GOWANUS — Dozens of bands are scrambling to find new practice space after they were given a month's notice to leave a longtime Gowanus rehearsal building.

Bands that rent spaces from Flood Music Studios at 94 Ninth St. had notices posted on their doors last Thursday telling them to clear out because Flood's lease has been terminated.

"I regretfully have to inform you that as of April 27, 2016 at midnight Flood Music studios lease at 94 Ninth St. will terminate….Thank you for your business for the last 13 years," the note reads in part. The notice was signed, "Rock on."

The mass displacement is the latest chapter in the gradual emptying of a trio of buildings filled with working artists on Ninth Street and Second Avenue. Scores of artists have been told to leave since developer Eli Hamway leased the three buildings — 94 and 98 Ninth St. and 75 10th St. — for $21.2 million in April 2015.

Hamway could not be reached immediately for comment.

"It's really putting bands in a tough place to get out in only a month,” said Charlie Schine, a member of the band Yabadum, which has rented space in the building since October. "It's just another step in Gowanus becoming a bougie place to live instead of an industrial space for artists."

The acts leaving the Ninth Street rehearsal space include the well-known Yeasayer, which is releasing a new album this week in advance of an international tour.

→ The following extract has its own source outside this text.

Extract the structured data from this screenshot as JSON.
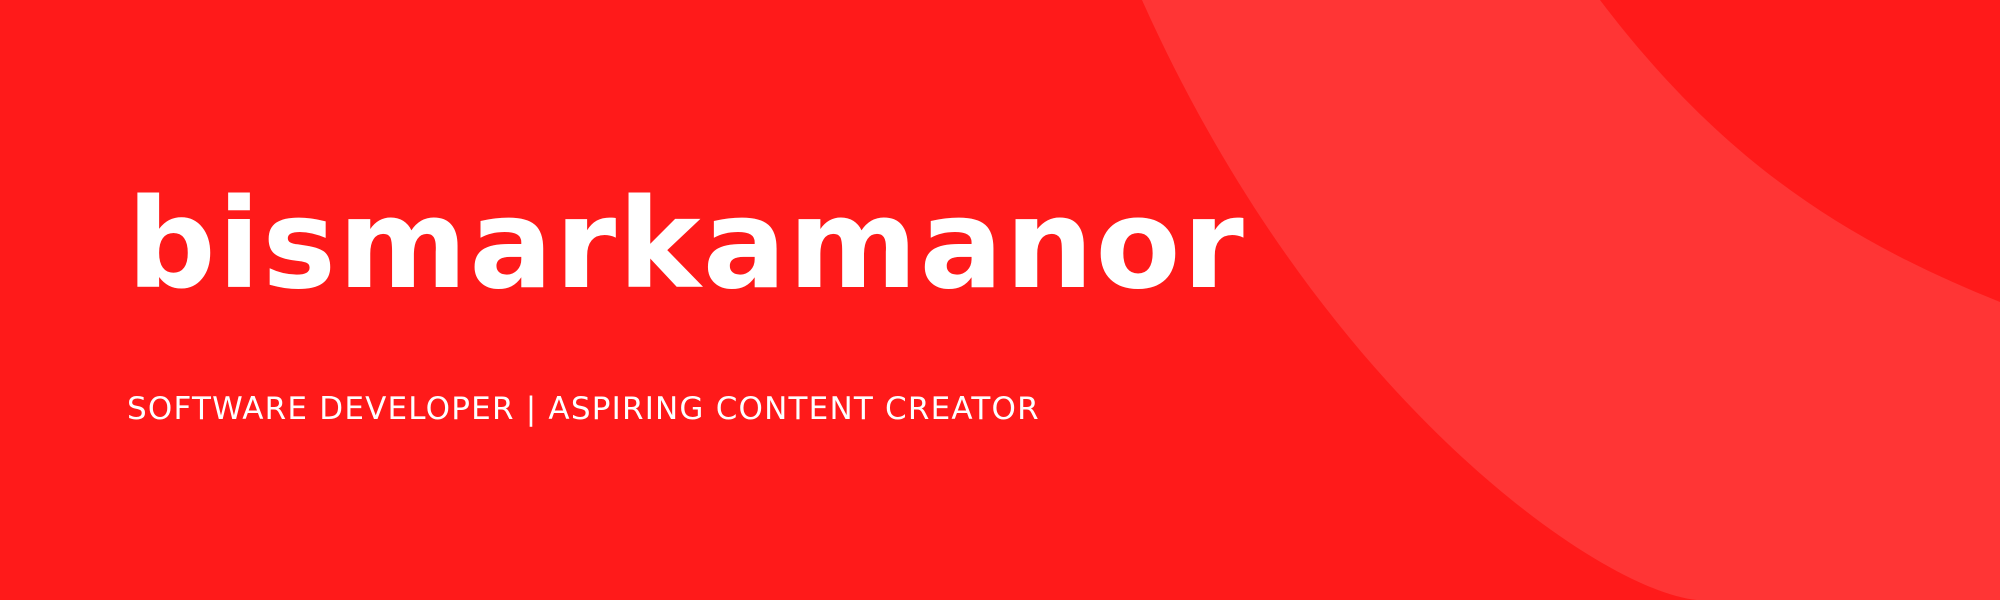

Band members declined to comment on losing their space because they've only rented the spot since January, a spokeswoman said.

Flood Music Studios did not respond immediately to requests for comment. The company also rents out music rehearsal spaces on 15th Street and Second Avenue in Gowanus and in Williamsburg and Greenpoint.

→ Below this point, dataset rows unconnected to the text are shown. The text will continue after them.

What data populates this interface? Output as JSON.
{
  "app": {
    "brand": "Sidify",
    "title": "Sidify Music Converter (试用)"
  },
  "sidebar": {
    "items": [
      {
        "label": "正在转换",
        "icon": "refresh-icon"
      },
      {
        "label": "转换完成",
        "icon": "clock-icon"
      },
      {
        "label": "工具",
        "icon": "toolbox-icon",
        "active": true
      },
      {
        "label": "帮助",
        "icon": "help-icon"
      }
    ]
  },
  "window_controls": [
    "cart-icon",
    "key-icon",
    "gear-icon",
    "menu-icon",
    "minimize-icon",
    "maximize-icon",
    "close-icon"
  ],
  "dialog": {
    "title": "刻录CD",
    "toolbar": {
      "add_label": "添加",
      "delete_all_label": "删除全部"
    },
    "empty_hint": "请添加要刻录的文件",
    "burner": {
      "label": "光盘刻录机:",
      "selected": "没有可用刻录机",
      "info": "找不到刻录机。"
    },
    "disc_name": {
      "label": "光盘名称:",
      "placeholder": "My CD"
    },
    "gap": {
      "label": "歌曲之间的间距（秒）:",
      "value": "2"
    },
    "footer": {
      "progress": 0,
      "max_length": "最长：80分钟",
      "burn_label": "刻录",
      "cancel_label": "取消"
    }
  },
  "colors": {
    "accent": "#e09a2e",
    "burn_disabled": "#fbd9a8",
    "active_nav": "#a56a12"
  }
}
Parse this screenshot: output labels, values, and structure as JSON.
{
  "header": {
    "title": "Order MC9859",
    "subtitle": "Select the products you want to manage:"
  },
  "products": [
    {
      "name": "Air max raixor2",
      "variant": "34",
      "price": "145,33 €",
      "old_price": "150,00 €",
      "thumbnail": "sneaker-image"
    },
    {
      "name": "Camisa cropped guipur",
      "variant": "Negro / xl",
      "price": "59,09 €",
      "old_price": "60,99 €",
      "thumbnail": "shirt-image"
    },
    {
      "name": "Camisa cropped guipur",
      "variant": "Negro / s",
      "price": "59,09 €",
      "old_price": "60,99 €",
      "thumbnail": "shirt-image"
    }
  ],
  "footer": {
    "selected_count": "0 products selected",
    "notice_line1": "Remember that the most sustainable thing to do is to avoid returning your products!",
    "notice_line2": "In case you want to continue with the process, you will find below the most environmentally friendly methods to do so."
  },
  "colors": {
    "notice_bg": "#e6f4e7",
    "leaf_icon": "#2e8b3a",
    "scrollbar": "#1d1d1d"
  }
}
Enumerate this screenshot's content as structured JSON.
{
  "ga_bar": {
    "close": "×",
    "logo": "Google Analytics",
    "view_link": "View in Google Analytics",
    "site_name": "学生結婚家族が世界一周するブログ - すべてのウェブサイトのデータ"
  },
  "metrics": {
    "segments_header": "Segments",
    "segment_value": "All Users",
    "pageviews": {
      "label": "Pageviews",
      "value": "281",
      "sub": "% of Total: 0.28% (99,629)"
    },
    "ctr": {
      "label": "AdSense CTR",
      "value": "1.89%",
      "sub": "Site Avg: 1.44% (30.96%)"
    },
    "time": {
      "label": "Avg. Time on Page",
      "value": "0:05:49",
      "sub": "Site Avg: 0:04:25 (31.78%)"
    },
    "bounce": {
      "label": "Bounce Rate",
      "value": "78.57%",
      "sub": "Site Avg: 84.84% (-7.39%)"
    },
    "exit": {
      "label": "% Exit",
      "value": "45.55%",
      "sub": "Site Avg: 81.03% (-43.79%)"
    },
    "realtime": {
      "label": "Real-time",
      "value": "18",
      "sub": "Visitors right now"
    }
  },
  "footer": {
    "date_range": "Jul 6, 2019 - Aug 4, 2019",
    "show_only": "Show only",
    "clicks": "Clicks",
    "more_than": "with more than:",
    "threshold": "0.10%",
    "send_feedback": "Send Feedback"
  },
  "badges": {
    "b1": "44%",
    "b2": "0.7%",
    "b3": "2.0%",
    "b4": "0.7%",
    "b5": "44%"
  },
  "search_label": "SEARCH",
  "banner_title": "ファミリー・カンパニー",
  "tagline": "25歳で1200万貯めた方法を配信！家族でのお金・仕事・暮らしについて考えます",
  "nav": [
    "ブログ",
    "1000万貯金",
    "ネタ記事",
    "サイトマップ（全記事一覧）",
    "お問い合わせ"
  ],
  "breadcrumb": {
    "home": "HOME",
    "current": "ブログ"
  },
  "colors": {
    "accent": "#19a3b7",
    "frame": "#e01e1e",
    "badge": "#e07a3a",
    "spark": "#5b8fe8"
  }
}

Roughly 40 bands use the Ninth Street studios, Schine estimated. The spaces are rundown, with cigarette butts littering the floors and years of graffiti and band stickers covering the walls, he said. Despite the building's dilapidated condition, the studios were well-loved by bands, he said.

"It feels like there's a history there," Schine said, "It's too bad it's ending."

Jenny Dubnau, an organizer with the Artist Studio Affordability Project, said the loss of the Ninth Street artists' spaces is a "perfect example" of why groups like hers are pushing for tighter zoning laws and commercial rent control.

Although it's not yet know what Hamway intends to do with the buildings, Dubnau speculated that the developer will refurbish the spaces and rent them to higher-paying commercial tenants in the "creative tech" sector.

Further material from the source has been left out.